A Lévy process is a stochastic process with stationary and independent increments and càdlàg (right-continuous with left limits) sample paths. The Lévy-Khintchine formula characterizes its distribution through three components: a deterministic drift b, a Gaussian (Brownian) part with variance σ², and a jump part described by a Lévy measure ν. Every Lévy process decomposes as X(t) = bt + σW(t) + J(t), where J captures all jumps. This unifies Brownian motion (ν = 0), Poisson processes (σ = 0, ν atomic), and their combinations.
Lévy processes are the natural generalization of Brownian motion and Poisson processes to a unified framework. A Lévy process X(t) has three defining properties: X(0) = 0, stationary increments (X(t+s) - X(t) has the same distribution as X(s)), independent increments, and càdlàg paths (right-continuous with left limits, allowing jumps). Brownian motion satisfies these with continuous paths; the Poisson process satisfies them with piecewise-constant paths. Lévy processes include both extremes and everything in between — processes that simultaneously diffuse continuously and jump randomly.
The Lévy-Khintchine formula provides a complete classification. Every Lévy process is determined by a characteristic triplet (b, σ², ν), where b ∈ ℝ is a drift, σ² ≥ 0 is the Brownian variance, and ν is a Lévy measure on ℝ\{0} satisfying ∫min(1, x²)ν(dx) < ∞. The characteristic exponent ψ(u) = log E[e^{iuX(1)}] = ibu - σ²u²/2 + ∫(e^{iux} - 1 - iux·1_{|x|<1})ν(dx) uniquely determines the distribution. This formula is the continuous-time analogue of the fact that infinitely divisible distributions are classified by Gaussian and Poisson components. The condition ∫min(1,x²)ν(dx) < ∞ allows ν to have infinite total mass (infinitely many small jumps per unit time) but requires the small jumps to be square-integrable.
The Lévy-Itô decomposition provides the pathwise structure. Every Lévy process decomposes as the independent sum of: (1) a deterministic drift bt, (2) a Brownian motion σW(t), (3) a compound Poisson process of large jumps (|x| ≥ 1, occurring at finite rate), and (4) a compensated sum of small jumps (|x| < 1, centered to have zero mean). This decomposition is canonical — there is no other type of behavior a process with stationary independent increments can exhibit. It is the continuous-time analogue of the decomposition of an infinitely divisible random variable into Gaussian and Poisson components.
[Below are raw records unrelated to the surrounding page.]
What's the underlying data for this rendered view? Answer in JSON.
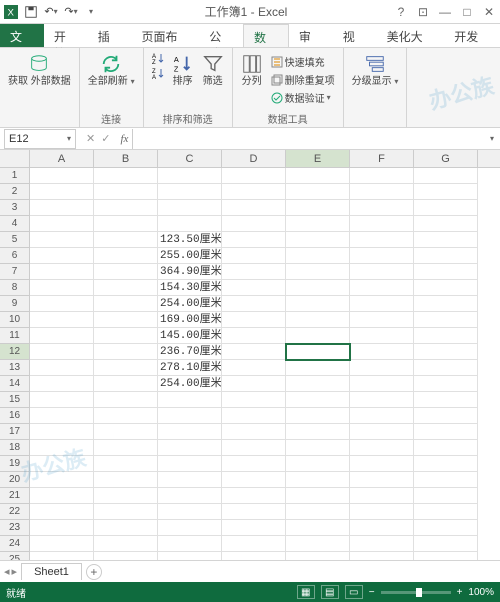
{
  "qat": {
    "title": "工作簿1 - Excel"
  },
  "tabs": {
    "file": "文件",
    "home": "开始",
    "insert": "插入",
    "layout": "页面布局",
    "formulas": "公式",
    "data": "数据",
    "review": "审阅",
    "view": "视图",
    "beautify": "美化大师",
    "dev": "开发工"
  },
  "ribbon": {
    "getdata": "获取\n外部数据",
    "refresh": "全部刷新",
    "connections": "连接",
    "sort": "排序",
    "filter": "筛选",
    "sortfilter": "排序和筛选",
    "columns": "分列",
    "flashfill": "快速填充",
    "removedup": "删除重复项",
    "validate": "数据验证",
    "datatools": "数据工具",
    "outline": "分级显示"
  },
  "namebox": {
    "cell": "E12"
  },
  "columns": [
    "A",
    "B",
    "C",
    "D",
    "E",
    "F",
    "G"
  ],
  "rows": 26,
  "activeRow": 12,
  "activeCol": 4,
  "cells": {
    "5": {
      "2": "123.50厘米"
    },
    "6": {
      "2": "255.00厘米"
    },
    "7": {
      "2": "364.90厘米"
    },
    "8": {
      "2": "154.30厘米"
    },
    "9": {
      "2": "254.00厘米"
    },
    "10": {
      "2": "169.00厘米"
    },
    "11": {
      "2": "145.00厘米"
    },
    "12": {
      "2": "236.70厘米"
    },
    "13": {
      "2": "278.10厘米"
    },
    "14": {
      "2": "254.00厘米"
    }
  },
  "sheet": {
    "name": "Sheet1"
  },
  "status": {
    "ready": "就绪",
    "zoom": "100%"
  },
  "watermark": "办公族"
}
Important examples beyond Brownian motion and Poisson processes include: the compound Poisson process (finite Lévy measure, finitely many jumps per unit time), the Cauchy process (stable process with index 1, ν(dx) = c/|x|² dx, infinite jump activity), the variance-gamma process (a Brownian motion with drift time-changed by a gamma process, used in finance for heavy-tailed returns), and stable processes (self-similar Lévy processes, the continuous-time analogues of stable distributions). In mathematical finance, Lévy processes address the key deficiency of geometric Brownian motion: they can produce heavy tails, skewness, and discontinuous price movements (jumps), all observed in real market data. The stochastic calculus for Lévy processes extends Itô calculus by adding a jump integral ∫∫f(x)(N(dt,dx) - ν(dx)dt) against the compensated Poisson random measure.